La donna-angelo diventa quella che indirizza lo spirito dell’uomo verso l’Amore assoluto e puro, quello di Dio, attrae sempre l’uomo più in alto perché lei è
irraggiungibile. Lei detta le parole al poeta la cui poesia diventa ascesa verso l’alto piuttosto che conquista fisica della donna. Che cosa ispira direttamente il canto
se non l’amore ?
I principali autori sono Guido Guinizzelli (1230-1276), Dante Alighieri (1265-1321), Guido Cavalcanti (1255-1300), Lapo Gianni ( ? - ? ), Cino da Pistoia
(1270-1336), Dino Frescobaldi (1271-1316). Formarono una cerchia ristretta di intellettuali (e non una «scuola »), un’aristocrazia culturale e spirituale in cui era
importante non tanto la nobiltà di sangue quanto la nobiltà dell’animo. Andarono anche oltre all’amore « cortese » nel senso che unirono poesia e filosofia, teologia
e scienze, necessarie al pubblico ristretto che li seguiva. Qui comincia veramente la lingua e la poesia italiane.

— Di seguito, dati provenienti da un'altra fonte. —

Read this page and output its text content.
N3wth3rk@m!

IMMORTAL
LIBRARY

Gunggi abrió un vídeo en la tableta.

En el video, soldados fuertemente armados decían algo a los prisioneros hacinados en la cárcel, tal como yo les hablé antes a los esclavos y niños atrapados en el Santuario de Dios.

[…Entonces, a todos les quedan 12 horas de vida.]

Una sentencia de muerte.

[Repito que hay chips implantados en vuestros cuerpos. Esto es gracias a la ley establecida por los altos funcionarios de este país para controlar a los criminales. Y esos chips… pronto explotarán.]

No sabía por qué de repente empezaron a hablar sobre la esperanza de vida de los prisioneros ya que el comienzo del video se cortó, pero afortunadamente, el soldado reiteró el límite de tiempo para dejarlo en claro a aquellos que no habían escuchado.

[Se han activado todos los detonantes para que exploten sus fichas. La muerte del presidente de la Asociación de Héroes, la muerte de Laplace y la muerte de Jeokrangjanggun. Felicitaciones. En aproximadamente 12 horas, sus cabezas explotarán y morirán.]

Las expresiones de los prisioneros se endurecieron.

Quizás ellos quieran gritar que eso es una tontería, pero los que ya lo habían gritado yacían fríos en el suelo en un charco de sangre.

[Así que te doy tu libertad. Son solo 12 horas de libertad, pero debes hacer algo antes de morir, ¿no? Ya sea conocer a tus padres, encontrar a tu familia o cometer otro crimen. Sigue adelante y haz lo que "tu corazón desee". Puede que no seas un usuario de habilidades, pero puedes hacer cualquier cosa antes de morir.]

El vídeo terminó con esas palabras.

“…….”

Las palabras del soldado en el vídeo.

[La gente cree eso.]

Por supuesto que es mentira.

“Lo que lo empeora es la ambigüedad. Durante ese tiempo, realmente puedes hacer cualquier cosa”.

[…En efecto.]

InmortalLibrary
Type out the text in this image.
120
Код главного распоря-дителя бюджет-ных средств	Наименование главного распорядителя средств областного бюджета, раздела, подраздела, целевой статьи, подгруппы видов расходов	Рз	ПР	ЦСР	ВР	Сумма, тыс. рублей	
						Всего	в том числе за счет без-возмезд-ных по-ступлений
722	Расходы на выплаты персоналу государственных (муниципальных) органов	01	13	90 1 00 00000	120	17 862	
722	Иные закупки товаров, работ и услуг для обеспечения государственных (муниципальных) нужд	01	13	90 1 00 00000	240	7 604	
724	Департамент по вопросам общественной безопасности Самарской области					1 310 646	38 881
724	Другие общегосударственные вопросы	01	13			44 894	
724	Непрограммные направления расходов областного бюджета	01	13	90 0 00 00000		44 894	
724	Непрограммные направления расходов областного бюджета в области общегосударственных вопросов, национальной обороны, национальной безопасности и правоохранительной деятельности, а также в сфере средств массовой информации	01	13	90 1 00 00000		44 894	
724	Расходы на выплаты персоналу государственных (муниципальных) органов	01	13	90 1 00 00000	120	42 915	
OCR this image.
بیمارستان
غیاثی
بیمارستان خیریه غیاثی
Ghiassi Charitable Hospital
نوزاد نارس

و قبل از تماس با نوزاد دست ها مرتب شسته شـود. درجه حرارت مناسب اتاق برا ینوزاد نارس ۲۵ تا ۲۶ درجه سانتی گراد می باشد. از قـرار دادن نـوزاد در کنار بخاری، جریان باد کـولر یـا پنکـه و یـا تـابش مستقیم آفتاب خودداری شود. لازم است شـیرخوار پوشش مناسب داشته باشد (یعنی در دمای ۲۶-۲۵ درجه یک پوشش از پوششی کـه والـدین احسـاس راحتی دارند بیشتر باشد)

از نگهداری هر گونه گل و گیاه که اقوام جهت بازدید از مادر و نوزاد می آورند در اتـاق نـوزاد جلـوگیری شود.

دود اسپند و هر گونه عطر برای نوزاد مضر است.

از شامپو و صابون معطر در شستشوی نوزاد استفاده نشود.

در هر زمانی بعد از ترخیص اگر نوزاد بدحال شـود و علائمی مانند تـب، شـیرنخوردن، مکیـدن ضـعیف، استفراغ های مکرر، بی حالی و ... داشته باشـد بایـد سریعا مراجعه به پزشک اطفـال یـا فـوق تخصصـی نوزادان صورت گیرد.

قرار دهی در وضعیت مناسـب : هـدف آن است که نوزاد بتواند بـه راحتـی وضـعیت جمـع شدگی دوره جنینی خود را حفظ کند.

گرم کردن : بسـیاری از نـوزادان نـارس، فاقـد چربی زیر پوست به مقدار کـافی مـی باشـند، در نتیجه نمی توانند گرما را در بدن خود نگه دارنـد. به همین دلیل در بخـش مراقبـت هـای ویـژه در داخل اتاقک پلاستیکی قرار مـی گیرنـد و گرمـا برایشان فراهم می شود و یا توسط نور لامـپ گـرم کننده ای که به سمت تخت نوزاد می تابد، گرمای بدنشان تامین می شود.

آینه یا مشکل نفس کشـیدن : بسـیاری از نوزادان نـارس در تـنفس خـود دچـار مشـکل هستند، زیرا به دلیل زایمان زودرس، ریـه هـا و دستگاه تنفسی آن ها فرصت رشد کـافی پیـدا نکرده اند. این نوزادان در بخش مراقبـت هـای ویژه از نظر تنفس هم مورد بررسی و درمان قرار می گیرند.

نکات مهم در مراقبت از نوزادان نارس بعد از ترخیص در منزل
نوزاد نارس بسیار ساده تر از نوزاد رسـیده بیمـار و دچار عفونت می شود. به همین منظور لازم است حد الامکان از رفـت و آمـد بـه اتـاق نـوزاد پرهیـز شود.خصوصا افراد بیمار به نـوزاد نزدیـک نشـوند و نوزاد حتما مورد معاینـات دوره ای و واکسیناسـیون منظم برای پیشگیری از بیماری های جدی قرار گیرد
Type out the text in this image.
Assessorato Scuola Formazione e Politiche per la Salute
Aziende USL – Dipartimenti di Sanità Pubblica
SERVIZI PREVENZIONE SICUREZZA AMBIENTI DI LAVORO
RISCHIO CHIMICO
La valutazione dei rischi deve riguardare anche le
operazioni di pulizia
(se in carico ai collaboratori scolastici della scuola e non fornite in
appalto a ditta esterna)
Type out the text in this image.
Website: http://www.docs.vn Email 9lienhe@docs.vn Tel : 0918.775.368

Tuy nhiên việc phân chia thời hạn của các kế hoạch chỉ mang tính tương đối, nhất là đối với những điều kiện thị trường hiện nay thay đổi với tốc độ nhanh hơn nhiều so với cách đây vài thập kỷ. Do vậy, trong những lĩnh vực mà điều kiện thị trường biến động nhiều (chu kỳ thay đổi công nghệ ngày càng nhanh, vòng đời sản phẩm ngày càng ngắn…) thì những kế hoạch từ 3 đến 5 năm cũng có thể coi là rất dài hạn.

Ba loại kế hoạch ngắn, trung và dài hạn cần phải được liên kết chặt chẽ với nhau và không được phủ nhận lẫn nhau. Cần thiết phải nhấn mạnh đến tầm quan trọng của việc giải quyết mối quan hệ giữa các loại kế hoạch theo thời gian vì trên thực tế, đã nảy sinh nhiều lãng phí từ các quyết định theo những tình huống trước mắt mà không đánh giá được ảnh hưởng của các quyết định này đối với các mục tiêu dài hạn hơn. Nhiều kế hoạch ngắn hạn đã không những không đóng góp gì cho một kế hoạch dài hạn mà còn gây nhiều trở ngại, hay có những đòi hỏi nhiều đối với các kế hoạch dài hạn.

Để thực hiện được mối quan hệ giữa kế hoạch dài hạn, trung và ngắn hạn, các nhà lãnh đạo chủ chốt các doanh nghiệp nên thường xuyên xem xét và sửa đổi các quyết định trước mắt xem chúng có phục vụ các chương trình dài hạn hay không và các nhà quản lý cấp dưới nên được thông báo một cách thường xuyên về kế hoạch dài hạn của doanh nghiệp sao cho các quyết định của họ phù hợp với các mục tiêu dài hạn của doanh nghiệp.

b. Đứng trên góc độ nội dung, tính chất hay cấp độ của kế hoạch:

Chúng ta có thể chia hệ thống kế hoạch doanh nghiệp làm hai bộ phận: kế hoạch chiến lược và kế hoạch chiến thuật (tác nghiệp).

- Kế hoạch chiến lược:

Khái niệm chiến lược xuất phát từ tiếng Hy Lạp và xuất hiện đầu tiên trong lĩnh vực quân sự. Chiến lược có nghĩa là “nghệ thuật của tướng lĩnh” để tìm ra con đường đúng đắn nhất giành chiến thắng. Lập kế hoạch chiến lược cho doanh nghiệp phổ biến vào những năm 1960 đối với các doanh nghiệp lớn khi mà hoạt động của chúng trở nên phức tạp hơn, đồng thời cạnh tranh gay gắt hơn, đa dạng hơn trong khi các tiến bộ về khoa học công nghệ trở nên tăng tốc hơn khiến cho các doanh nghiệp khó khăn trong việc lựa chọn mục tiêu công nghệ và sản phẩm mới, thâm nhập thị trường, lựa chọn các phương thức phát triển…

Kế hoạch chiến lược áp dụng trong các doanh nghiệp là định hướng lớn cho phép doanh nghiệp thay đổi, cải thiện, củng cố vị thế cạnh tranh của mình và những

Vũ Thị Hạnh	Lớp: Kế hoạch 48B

Il DSN fu anche all’origine di forme poetiche nuove, sempre legate alla musica, i sonetti ((verbo suonare = jouer de la musique), le canzoni (verbo cantare), la
ballata (verbo ballare) e sempre musicate.
1) La Ballata : è un genere letterario più popolare a cui non si affidavano i temi più gravi e filosofici ; così Dante scrive Donne ch’avete intelletto d’amore sotto
forma di canzone e Tanto gentile e tanto onesta pare sotto forma di sonetto, due forme che si svincolarono a poco a poco dalla musica. Invece la ballata era fatta
per essere cantata e danzata, di qui il suo nome.
La ballata si compone normalmente di una ripresa (ritornello) e di una stanza che si divide in una prima e una seconda mutazione e in una volta che riprende lo
schema della ripresa ; l’ultimo verso della volta rima con l’ultimo della ripresa. Una ballata può avere una o più stanze, ognuna delle quali si chiude sempre con la
rima della ripresa. Era intonata da una voce sola, che sola cantava le stanze, era accompagnata dal coro che danzava in cerchia intorno al solista e ripeteva alla
fine di ogni stanza la ripresa. Quella di Cavalcanti è una « ballata stravagante », che ha un numero di versi diverso dalla ballata minima,dalla ballata piccola,
dalla ballata minore, dalla ballata mezzana e dalla ballata grande.
La Ballatetta fa : ripresa = Vxxyyz ; piedi = ABAB ; volta =Bccddz, con ripresa di sei versi settenari, a eccezione dell’endecasillabo iniziale ; la stanza (piedi) è
composta da due dìstici d’endecasìllabi con rime replicate e volta che riprende la ripresa (onore/dolore). Secondo la tradizione d’oïl del « congedo », il locutore
annuncia l’abbandono del canto e della stessa vita nei due ultimi versi. All’inizio il poeta si rivolge alla sua ballata, poi nell’ ultima stanza, cambia interlocutore e si
rivolge alla propria voce, per rivolgersi alla fine all’ « anima » propria.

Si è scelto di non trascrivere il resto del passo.